WKRN, “Former Addict Helping Teens Overcome Addiction”

NASHVILLE, Tenn. – Conner Davidson grew up in a middle class family in Nashville. He went to a small private school and appeared to have things together.

Davidson, however, said he was living a double life, battling a serious drug addiction.

He started using heroin at a young age when someone offered him the illegal drug.

“He asked me if I wanted to get high and I said yes, and I fell in love. I was doing it every day after that,” recalled Davidson.

He eventually went to a treatment center and has now been clean for two years.

While maintaining his sobriety, Davidson now helps other young people at Cumberland Heights Treatment Center on their journey to recovery.

“I can only share my experience with them and hopefully they can learn from that,” he said.

Heroin use among teenagers continues to be a big problem in Tennessee.

According to a report from the Center for Disease Control, teenagers are using heroin and shooting up drugs at a much higher rate than the national average in Tennessee.

A youth risk behavior report revealed 4.7 percent of high school students in the state said they have injected heroin or other illegal drugs, while 4.9 percent answered “yes” to using methamphetamines.

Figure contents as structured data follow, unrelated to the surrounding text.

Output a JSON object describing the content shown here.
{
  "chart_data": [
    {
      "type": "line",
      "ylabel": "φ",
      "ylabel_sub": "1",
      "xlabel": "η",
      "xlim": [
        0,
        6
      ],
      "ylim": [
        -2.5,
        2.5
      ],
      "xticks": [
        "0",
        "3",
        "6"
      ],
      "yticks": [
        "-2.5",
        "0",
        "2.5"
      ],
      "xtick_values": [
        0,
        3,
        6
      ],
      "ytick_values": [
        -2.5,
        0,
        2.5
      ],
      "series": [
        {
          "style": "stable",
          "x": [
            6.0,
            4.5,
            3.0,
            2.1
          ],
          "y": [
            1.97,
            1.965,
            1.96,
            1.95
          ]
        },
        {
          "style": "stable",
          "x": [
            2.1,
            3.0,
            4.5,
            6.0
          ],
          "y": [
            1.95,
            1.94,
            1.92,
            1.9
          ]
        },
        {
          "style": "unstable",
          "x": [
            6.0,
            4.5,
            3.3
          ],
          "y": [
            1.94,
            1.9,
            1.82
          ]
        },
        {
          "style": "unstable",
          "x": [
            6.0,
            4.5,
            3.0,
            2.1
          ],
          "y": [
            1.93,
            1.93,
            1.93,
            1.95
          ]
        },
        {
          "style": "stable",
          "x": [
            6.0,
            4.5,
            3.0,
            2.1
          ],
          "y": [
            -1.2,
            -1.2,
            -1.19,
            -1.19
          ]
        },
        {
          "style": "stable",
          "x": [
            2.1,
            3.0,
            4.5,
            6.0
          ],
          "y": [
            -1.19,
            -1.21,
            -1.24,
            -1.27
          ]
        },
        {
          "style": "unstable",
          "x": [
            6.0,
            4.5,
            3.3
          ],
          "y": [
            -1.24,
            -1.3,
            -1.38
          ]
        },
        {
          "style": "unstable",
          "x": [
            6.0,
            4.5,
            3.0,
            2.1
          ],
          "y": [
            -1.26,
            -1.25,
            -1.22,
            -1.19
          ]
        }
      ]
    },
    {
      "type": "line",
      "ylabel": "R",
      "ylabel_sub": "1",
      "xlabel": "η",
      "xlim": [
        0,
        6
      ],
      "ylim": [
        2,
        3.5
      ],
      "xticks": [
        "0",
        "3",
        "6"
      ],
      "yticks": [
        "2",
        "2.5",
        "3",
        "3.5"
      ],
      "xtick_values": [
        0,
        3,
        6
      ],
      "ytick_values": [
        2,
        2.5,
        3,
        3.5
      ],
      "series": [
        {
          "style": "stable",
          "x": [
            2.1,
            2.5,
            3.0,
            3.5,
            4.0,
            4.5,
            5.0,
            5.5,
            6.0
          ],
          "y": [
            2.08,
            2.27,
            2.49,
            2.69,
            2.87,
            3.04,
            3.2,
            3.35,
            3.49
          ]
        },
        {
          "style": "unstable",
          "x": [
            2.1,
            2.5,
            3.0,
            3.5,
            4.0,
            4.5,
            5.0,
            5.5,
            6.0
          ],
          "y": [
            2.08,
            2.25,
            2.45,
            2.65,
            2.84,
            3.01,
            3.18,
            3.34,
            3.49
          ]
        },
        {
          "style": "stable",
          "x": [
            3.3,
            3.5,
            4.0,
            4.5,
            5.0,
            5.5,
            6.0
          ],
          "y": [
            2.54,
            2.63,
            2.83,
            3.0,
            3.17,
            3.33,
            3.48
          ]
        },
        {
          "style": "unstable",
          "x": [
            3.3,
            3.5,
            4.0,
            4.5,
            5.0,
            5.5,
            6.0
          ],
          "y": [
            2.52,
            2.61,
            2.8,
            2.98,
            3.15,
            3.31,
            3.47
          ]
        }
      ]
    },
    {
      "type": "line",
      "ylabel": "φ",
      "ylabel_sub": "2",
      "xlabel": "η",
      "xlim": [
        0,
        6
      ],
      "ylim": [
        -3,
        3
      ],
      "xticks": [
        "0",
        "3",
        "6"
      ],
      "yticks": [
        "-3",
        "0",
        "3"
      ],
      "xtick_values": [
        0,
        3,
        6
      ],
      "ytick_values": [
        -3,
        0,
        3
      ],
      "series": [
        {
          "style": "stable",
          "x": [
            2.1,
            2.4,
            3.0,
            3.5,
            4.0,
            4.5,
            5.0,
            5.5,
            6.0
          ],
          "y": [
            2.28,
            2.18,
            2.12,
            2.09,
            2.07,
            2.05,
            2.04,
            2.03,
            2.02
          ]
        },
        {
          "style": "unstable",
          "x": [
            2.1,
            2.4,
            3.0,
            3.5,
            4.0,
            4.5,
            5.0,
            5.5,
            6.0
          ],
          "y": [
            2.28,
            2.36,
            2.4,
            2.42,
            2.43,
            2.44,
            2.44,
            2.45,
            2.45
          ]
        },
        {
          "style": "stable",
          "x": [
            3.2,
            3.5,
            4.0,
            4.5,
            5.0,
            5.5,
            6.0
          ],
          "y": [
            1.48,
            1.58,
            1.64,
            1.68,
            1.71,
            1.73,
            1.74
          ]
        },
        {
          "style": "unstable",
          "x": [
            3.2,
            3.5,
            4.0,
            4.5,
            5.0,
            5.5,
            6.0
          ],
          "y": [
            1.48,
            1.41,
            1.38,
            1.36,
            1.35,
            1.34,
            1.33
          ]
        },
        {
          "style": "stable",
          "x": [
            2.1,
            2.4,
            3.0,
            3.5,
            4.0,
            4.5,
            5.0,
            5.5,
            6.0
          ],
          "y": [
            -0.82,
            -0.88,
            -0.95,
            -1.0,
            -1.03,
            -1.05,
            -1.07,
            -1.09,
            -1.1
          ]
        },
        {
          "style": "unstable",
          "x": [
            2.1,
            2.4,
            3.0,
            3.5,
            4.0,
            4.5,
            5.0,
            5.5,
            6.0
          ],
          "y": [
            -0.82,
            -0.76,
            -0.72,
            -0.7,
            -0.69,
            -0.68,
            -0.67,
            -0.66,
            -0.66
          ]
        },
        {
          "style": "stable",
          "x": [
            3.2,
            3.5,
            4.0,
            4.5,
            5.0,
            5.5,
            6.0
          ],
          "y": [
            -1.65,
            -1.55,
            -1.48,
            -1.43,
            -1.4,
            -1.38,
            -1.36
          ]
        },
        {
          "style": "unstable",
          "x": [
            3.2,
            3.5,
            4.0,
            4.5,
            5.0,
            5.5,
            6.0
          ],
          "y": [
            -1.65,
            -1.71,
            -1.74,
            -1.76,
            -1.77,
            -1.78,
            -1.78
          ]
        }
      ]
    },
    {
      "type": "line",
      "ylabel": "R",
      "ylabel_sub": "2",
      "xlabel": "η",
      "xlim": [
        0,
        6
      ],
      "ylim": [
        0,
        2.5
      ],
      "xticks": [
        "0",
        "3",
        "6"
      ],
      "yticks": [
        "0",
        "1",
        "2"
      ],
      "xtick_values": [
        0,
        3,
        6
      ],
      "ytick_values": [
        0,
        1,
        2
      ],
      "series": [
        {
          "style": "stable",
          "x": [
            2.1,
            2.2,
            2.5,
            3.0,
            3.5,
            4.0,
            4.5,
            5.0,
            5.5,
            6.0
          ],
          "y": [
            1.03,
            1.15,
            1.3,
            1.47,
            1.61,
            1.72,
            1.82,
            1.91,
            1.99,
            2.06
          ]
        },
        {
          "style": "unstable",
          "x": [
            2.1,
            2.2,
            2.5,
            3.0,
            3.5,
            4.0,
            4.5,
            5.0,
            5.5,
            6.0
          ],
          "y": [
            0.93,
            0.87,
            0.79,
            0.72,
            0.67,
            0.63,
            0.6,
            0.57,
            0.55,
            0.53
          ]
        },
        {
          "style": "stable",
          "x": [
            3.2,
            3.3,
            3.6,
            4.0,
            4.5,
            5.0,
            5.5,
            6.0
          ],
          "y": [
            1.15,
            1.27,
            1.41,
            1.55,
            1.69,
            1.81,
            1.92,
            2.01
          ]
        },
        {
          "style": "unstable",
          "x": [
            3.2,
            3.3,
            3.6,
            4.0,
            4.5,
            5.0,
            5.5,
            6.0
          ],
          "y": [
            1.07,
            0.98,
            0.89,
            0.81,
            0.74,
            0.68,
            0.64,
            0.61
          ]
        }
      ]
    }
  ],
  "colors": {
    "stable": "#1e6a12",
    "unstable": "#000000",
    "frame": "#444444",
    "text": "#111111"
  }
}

The national average was 1.7 percent.

“The kids we see here are just like the kids you would know. They are school students. They are in Williamson, Davidson and Cheatham County. They are upper-middle class; sometimes they are successful still in their academics,” said Paul Citro, Youth Services Director with Cumberland Heights.

He explained that heroin is very easy for teenagers to their hands on.

Dealers sell heroin to teenagers in $5 and $10 bags.

“Go ahead and be a nosey parent. Go ahead and ask those questions that your gut is telling you to ask. If you are hearing inconsistencies in your child’s story about why they are late, why they dented their car, why they are stealing money, why they are looking so tired all the time, follow up with targeted questions,” said Citro

Treatment counselors said it is a conversation parents should have with their teenagers.

Davidson agrees from a firsthand experience.